Privacy-Preserving Log Analysis for Tor Hidden Service Operators

For .onion services, design logs around operational needs rather than default web server behavior. Log what is operationally necessary: timestamp (for correlation with incidents), HTTP status code (to detect errors and attacks), request path (for traffic analysis, without query parameters that may contain sensitive data), response size (for bandwidth analysis), response time (for performance analysis), User-Agent string (optional - useful for detecting non-Tor-Browser clients).

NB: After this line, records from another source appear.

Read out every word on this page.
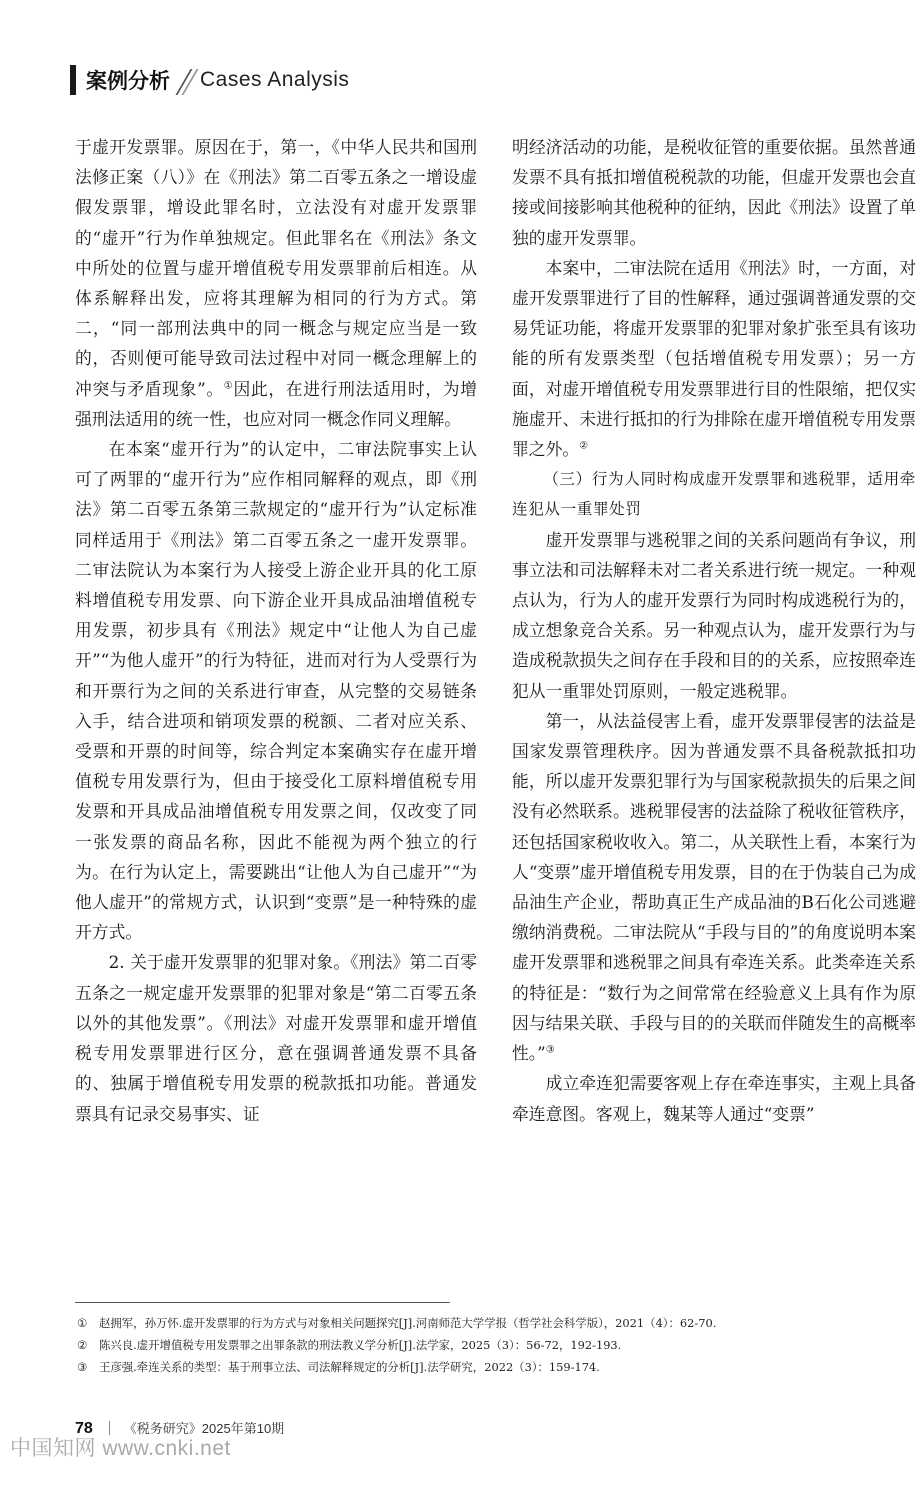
案例分析 Cases Analysis

于虚开发票罪。原因在于，第一，《中华人民共和国刑法修正案（八）》在《刑法》第二百零五条之一增设虚假发票罪，增设此罪名时，立法没有对虚开发票罪的“虚开”行为作单独规定。但此罪名在《刑法》条文中所处的位置与虚开增值税专用发票罪前后相连。从体系解释出发，应将其理解为相同的行为方式。第二，“同一部刑法典中的同一概念与规定应当是一致的，否则便可能导致司法过程中对同一概念理解上的冲突与矛盾现象”。①因此，在进行刑法适用时，为增强刑法适用的统一性，也应对同一概念作同义理解。

在本案“虚开行为”的认定中，二审法院事实上认可了两罪的“虚开行为”应作相同解释的观点，即《刑法》第二百零五条第三款规定的“虚开行为”认定标准同样适用于《刑法》第二百零五条之一虚开发票罪。二审法院认为本案行为人接受上游企业开具的化工原料增值税专用发票、向下游企业开具成品油增值税专用发票，初步具有《刑法》规定中“让他人为自己虚开”“为他人虚开”的行为特征，进而对行为人受票行为和开票行为之间的关系进行审查，从完整的交易链条入手，结合进项和销项发票的税额、二者对应关系、受票和开票的时间等，综合判定本案确实存在虚开增值税专用发票行为，但由于接受化工原料增值税专用发票和开具成品油增值税专用发票之间，仅改变了同一张发票的商品名称，因此不能视为两个独立的行为。在行为认定上，需要跳出“让他人为自己虚开”“为他人虚开”的常规方式，认识到“变票”是一种特殊的虚开方式。

2. 关于虚开发票罪的犯罪对象。《刑法》第二百零五条之一规定虚开发票罪的犯罪对象是“第二百零五条以外的其他发票”。《刑法》对虚开发票罪和虚开增值税专用发票罪进行区分，意在强调普通发票不具备的、独属于增值税专用发票的税款抵扣功能。普通发票具有记录交易事实、证

明经济活动的功能，是税收征管的重要依据。虽然普通发票不具有抵扣增值税税款的功能，但虚开发票也会直接或间接影响其他税种的征纳，因此《刑法》设置了单独的虚开发票罪。

本案中，二审法院在适用《刑法》时，一方面，对虚开发票罪进行了目的性解释，通过强调普通发票的交易凭证功能，将虚开发票罪的犯罪对象扩张至具有该功能的所有发票类型（包括增值税专用发票）；另一方面，对虚开增值税专用发票罪进行目的性限缩，把仅实施虚开、未进行抵扣的行为排除在虚开增值税专用发票罪之外。②

（三）行为人同时构成虚开发票罪和逃税罪，适用牵连犯从一重罪处罚

虚开发票罪与逃税罪之间的关系问题尚有争议，刑事立法和司法解释未对二者关系进行统一规定。一种观点认为，行为人的虚开发票行为同时构成逃税行为的，成立想象竞合关系。另一种观点认为，虚开发票行为与造成税款损失之间存在手段和目的的关系，应按照牵连犯从一重罪处罚原则，一般定逃税罪。

第一，从法益侵害上看，虚开发票罪侵害的法益是国家发票管理秩序。因为普通发票不具备税款抵扣功能，所以虚开发票犯罪行为与国家税款损失的后果之间没有必然联系。逃税罪侵害的法益除了税收征管秩序，还包括国家税收收入。第二，从关联性上看，本案行为人“变票”虚开增值税专用发票，目的在于伪装自己为成品油生产企业，帮助真正生产成品油的B石化公司逃避缴纳消费税。二审法院从“手段与目的”的角度说明本案虚开发票罪和逃税罪之间具有牵连关系。此类牵连关系的特征是：“数行为之间常常在经验意义上具有作为原因与结果关联、手段与目的的关联而伴随发生的高概率性。”③

成立牵连犯需要客观上存在牵连事实，主观上具备牵连意图。客观上，魏某等人通过“变票”

① 赵拥军，孙万怀.虚开发票罪的行为方式与对象相关问题探究[J].河南师范大学学报（哲学社会科学版），2021（4）：62-70.
② 陈兴良.虚开增值税专用发票罪之出罪条款的刑法教义学分析[J].法学家，2025（3）：56-72，192-193.
③ 王彦强.牵连关系的类型：基于刑事立法、司法解释规定的分析[J].法学研究，2022（3）：159-174.
78 《税务研究》2025年第10期
中国知网 www.cnki.net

Do not log: the source IP (always 127.0.0.1, useless), query parameters (may contain session tokens, search terms, or other sensitive data), request bodies (contain form data, sensitive user input), or Referer headers (can reveal browsing history). Configure Nginx with a custom log format that omits $remote_addr and $http_referer: log_format onion_format '$time_iso8601 $status $request_method $uri $body_bytes_sent ${request_time}ms $http_user_agent';

The Tor daemon has its own logging configuration separate from Nginx. In torrc, configure log level appropriately: Log notice file /var/log/tor/notices.log for production (logs important events without verbose debug output). The notice-level log records: hidden service descriptor publications (success/failure), introduction point establishment, circuit creation events, and Tor network connectivity issues. Avoid Log debug in production as debug logs contain circuit-level detail that could be used to correlate activity timing. For incident investigation, temporarily increase log level: Log info file /var/log/tor/info.log for more detail during active troubleshooting, then revert to notice. Enable SafeLogging 1 (the default) to replace sensitive values in logs with [scrubbed] placeholders. Retain Tor daemon logs for 30 days maximum - they contain timing information for hidden service descriptor events.

Application logs (Django, Node.js, PHP, etc.) should be configured with similar privacy principles: log exceptions and errors with stack traces (for debugging), log slow queries above a threshold (for performance tuning), log authentication failures with timestamps (for security monitoring), and log request processing time without user-identifying data. Remove user-identifying data from application logs: hash username or session ID before logging (use HMAC-SHA256 with a per-server secret so the hash is useful for correlation within the same server but not linkable across servers or time periods). Format: log.info('Request processed', { user_hash: hmac('user-id', server_secret), duration_ms: 45, endpoint: '/api/search' }). This allows correlating events within a session for debugging without storing raw user identifiers.

GoAccess is a terminal-based log analyzer that processes Nginx access logs and generates reports - configure it with your custom onion_format: goaccess /var/log/nginx/access.log --log-format='%d %T %s %m %U %b %L %^' (adjust field order to match your format). GoAccess provides real-time dashboards in terminal or HTML output without sending data to external services. For time-series metrics, use a Prometheus + Nginx Vhost Exporter setup: the exporter parses Nginx logs and exposes Prometheus-format metrics (request rate by status code, response time percentiles) on a local port. Prometheus scrapes the exporter on the loopback interface. Visualize in Grafana running as another hidden service. This provides production-quality dashboards without exposing metrics endpoints publicly.

Define and implement a log retention policy: application error logs: 90 days (needed for debugging recurring issues), Nginx access logs: 30 days (needed for traffic analysis and incident investigation), Tor daemon logs: 30 days (needed for hidden service operational issues), authentication/security logs: 180 days (needed for security incident investigation). Automate retention with logrotate: configure /etc/logrotate.d/nginx to rotate daily and keep 30 days of rotated logs. After retention period, delete with secure overwrite: shred -u /var/log/old-logs/*.log.gz. For very sensitive deployments, log to a tmpfs (RAM-based filesystem) mount: logs exist only in memory and are lost on reboot. Configure tmpfs in /etc/fstab: tmpfs /var/log/nginx tmpfs size=512M,noatime 0 0. This trades log durability for erasure-on-reboot.